Brown’s Law of Wall Street Product Creation:

“Wall Street products decline in quality, popularity and necessity with each iteration after the original.”

They say the weak dollar is going to cause bubbles and inflation in various asset classes and sectors of the economy.  I found one such bubble for certain.

The ETF industry has gone into absolute overdrive this year in terms of new fund launches.  As 2009 wore on, the fund factories only showed signs of acceleration.  I don’t know what kind of crackheads are throwing money at these things, but the sheer volume of new exchange traded funds popping up means that someone is buying them.

So, there were 116 new ETFs launched in 2009.  That’s 116 more than anyone really needs.  There are now over 900 ETFs trading and they are getting more pointless and ill-conceived with each new offering.

As you can imagine, quite a few of this year’s batch were launched in order to capture either the bond bubble or the commodities craze.
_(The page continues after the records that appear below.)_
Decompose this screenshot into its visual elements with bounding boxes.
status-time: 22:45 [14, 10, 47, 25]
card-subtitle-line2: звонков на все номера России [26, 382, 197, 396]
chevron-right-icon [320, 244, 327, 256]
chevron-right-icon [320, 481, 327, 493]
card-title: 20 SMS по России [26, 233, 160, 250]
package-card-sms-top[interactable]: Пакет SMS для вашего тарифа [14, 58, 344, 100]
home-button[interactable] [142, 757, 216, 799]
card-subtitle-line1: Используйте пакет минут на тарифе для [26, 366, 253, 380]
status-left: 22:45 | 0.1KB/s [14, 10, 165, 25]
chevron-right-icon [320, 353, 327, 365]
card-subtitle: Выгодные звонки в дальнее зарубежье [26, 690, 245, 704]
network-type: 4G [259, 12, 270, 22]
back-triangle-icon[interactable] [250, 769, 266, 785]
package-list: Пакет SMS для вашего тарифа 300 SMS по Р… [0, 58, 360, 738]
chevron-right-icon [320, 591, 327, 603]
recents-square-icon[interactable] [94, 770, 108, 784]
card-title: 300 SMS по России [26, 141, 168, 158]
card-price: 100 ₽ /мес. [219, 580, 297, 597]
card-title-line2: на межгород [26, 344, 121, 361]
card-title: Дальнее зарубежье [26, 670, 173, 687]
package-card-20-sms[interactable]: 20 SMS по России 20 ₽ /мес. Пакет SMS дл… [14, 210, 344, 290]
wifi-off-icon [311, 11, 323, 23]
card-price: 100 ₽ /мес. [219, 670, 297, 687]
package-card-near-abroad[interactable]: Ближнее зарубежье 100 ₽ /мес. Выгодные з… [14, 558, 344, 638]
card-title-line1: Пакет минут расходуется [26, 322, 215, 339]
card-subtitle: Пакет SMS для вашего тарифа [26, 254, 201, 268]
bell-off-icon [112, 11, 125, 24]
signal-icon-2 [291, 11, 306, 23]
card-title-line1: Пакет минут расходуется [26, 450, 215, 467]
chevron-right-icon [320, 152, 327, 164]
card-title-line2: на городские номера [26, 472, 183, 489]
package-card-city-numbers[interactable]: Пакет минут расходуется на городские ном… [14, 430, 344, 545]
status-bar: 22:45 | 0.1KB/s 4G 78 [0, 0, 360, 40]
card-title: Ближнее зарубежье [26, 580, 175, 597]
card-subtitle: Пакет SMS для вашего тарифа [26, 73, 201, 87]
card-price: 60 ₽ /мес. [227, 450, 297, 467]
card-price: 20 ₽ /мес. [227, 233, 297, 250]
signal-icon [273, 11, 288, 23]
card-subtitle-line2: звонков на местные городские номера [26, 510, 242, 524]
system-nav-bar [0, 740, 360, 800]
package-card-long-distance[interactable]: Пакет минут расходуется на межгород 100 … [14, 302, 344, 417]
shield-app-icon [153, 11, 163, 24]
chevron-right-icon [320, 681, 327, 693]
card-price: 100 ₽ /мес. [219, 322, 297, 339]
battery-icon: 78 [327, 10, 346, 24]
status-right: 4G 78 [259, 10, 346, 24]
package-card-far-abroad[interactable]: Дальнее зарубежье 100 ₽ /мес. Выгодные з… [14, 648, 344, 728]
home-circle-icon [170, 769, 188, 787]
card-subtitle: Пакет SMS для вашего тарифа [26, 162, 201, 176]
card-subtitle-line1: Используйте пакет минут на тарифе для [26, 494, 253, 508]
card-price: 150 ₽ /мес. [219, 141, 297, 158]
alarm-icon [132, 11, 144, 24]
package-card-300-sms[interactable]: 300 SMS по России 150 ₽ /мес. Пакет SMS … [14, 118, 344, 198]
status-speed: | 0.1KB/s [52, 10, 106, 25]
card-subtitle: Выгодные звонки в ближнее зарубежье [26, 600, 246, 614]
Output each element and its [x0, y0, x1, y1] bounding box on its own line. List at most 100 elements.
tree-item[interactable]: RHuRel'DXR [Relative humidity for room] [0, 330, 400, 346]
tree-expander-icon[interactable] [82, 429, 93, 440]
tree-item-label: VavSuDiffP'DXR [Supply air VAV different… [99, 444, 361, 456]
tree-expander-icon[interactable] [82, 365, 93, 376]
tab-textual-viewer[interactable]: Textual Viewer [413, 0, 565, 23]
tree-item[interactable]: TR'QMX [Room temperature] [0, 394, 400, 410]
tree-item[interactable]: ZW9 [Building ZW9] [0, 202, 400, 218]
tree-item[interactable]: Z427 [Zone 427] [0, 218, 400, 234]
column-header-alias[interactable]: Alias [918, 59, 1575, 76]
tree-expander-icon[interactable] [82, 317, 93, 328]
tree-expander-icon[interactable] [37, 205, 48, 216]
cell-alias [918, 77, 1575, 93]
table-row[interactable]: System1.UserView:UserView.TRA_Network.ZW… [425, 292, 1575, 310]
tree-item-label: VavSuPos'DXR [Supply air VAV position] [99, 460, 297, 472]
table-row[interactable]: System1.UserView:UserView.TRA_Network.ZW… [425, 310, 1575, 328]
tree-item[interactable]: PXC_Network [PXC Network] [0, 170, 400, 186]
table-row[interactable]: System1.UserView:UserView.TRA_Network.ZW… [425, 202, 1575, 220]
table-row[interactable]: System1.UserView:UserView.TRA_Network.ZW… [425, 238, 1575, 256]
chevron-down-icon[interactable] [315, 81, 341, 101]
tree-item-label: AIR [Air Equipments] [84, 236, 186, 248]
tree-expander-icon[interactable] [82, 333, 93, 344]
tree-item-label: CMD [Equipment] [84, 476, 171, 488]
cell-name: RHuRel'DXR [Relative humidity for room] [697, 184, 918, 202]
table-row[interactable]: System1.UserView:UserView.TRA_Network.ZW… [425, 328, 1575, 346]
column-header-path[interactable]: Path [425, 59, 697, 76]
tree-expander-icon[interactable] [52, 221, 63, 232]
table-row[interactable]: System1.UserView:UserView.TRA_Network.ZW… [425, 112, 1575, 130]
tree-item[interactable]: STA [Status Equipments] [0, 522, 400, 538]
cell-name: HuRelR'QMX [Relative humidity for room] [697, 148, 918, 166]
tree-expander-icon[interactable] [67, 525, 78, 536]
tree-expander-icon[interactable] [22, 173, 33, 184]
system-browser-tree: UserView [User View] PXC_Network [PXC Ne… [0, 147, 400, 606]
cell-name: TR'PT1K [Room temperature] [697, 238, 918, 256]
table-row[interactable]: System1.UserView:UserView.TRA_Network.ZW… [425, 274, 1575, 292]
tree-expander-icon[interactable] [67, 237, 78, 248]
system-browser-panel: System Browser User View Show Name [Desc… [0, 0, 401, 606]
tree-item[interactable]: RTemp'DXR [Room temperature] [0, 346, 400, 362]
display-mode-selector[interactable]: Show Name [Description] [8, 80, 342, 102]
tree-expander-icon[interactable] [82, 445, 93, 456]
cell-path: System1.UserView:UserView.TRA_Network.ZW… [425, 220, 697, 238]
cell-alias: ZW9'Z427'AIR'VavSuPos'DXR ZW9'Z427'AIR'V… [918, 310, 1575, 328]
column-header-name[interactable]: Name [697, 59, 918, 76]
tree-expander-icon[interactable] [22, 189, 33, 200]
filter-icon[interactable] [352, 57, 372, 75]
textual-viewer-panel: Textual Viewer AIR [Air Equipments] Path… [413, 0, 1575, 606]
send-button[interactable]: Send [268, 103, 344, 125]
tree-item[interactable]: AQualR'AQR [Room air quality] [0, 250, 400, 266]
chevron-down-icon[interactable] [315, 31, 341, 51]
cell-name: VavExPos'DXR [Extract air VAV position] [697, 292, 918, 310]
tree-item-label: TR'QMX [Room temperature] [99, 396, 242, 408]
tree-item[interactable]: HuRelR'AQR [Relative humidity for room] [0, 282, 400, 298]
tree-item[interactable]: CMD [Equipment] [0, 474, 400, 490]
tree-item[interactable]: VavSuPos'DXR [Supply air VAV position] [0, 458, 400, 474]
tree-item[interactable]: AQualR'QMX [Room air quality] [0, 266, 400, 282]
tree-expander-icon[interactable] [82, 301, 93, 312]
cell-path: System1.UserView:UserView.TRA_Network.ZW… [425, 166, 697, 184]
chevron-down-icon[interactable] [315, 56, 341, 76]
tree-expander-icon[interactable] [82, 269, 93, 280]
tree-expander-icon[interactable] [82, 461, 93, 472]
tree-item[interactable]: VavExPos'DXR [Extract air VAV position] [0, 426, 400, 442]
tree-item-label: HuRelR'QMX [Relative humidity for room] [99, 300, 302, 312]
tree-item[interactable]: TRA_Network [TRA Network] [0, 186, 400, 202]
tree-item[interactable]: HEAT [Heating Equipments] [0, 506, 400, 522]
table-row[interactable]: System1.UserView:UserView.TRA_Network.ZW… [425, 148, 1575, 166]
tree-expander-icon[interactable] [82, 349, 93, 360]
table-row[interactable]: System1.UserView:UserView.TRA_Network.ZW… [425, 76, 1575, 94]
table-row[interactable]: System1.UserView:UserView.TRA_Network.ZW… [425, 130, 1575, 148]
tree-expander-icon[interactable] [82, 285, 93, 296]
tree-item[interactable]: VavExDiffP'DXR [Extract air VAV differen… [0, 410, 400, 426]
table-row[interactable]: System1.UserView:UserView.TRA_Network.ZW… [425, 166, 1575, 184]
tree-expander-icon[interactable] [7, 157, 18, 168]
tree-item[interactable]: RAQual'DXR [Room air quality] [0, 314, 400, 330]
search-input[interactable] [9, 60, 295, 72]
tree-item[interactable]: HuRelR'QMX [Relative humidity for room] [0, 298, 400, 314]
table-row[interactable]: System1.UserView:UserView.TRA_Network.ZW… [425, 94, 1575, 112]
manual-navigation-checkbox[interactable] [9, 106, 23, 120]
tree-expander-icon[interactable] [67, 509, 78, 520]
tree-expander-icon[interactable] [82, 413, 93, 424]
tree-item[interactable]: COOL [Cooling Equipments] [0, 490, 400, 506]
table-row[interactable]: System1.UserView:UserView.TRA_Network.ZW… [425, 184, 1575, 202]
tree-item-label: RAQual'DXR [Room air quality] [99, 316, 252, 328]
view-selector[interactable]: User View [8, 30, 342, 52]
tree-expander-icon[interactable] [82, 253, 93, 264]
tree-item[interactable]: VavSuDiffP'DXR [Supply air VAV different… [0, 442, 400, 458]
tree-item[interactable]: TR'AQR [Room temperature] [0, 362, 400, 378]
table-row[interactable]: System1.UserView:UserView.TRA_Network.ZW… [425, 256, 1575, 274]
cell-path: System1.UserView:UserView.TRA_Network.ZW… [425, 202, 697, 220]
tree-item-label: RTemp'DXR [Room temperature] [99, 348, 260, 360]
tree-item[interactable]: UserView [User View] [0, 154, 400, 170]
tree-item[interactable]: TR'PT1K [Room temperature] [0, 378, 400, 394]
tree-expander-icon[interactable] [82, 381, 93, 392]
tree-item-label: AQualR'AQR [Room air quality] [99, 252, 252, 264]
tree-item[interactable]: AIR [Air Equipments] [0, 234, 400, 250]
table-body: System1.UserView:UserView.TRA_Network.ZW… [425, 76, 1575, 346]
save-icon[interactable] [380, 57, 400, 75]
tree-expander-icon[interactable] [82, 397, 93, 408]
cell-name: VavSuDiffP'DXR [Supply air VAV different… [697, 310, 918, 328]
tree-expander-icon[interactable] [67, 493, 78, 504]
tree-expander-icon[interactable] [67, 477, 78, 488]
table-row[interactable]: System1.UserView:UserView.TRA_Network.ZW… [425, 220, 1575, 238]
Let’s use this year’s abusive onslaught from the ETF industry to remind ourselves of the basic rule of Wall Street product creation, which we will henceforth refer to as Brown’s Law of Wall Street Product Creation (it’s my site, too bad).

Anyway, Brown’s Law of Wall Street Product Creation goes like this:

“Wall Street products decline in quality, popularity and necessity with each iteration after the original.”

It can be expressed thusly:

Wall Street Product X is > similar Product Y offered recently after, which is > Product Z, released after that.

Trust me, the 17th fund launched to provide exposure to fabric dying companies in Western Nepal with market caps over $500 million is not going to be an improvement on the original Western Nepalese fabric dying company fund.

We’ve seen this phenomenon take place over and over again, from sock puppet-represented internet IPOs to clean energy mutual funds.  The quality and caliber of these offerings degrade steadily, not unlike the quality of a photocopy that is a copy of another photocopy.

Basically, the first product of its kind on Wall Street, whether good or bad, will usually be the best of the bunch and superior to the imitation products that come after.  Follow-up products, sequels, me-toos, and enhanced versions of already-trading vehicles are usually created as a way to capitalize on a trend or a prior money-raising success.  Like movie sequels that are made with the express intention of easy profits for the studio, they ought to be avoided in most cases.

Heeding Brown’s Law of Wall Street Product Creation will prevent you from jumping onto a train just as it’s about to run out of steam and drop off the rails into a gulch.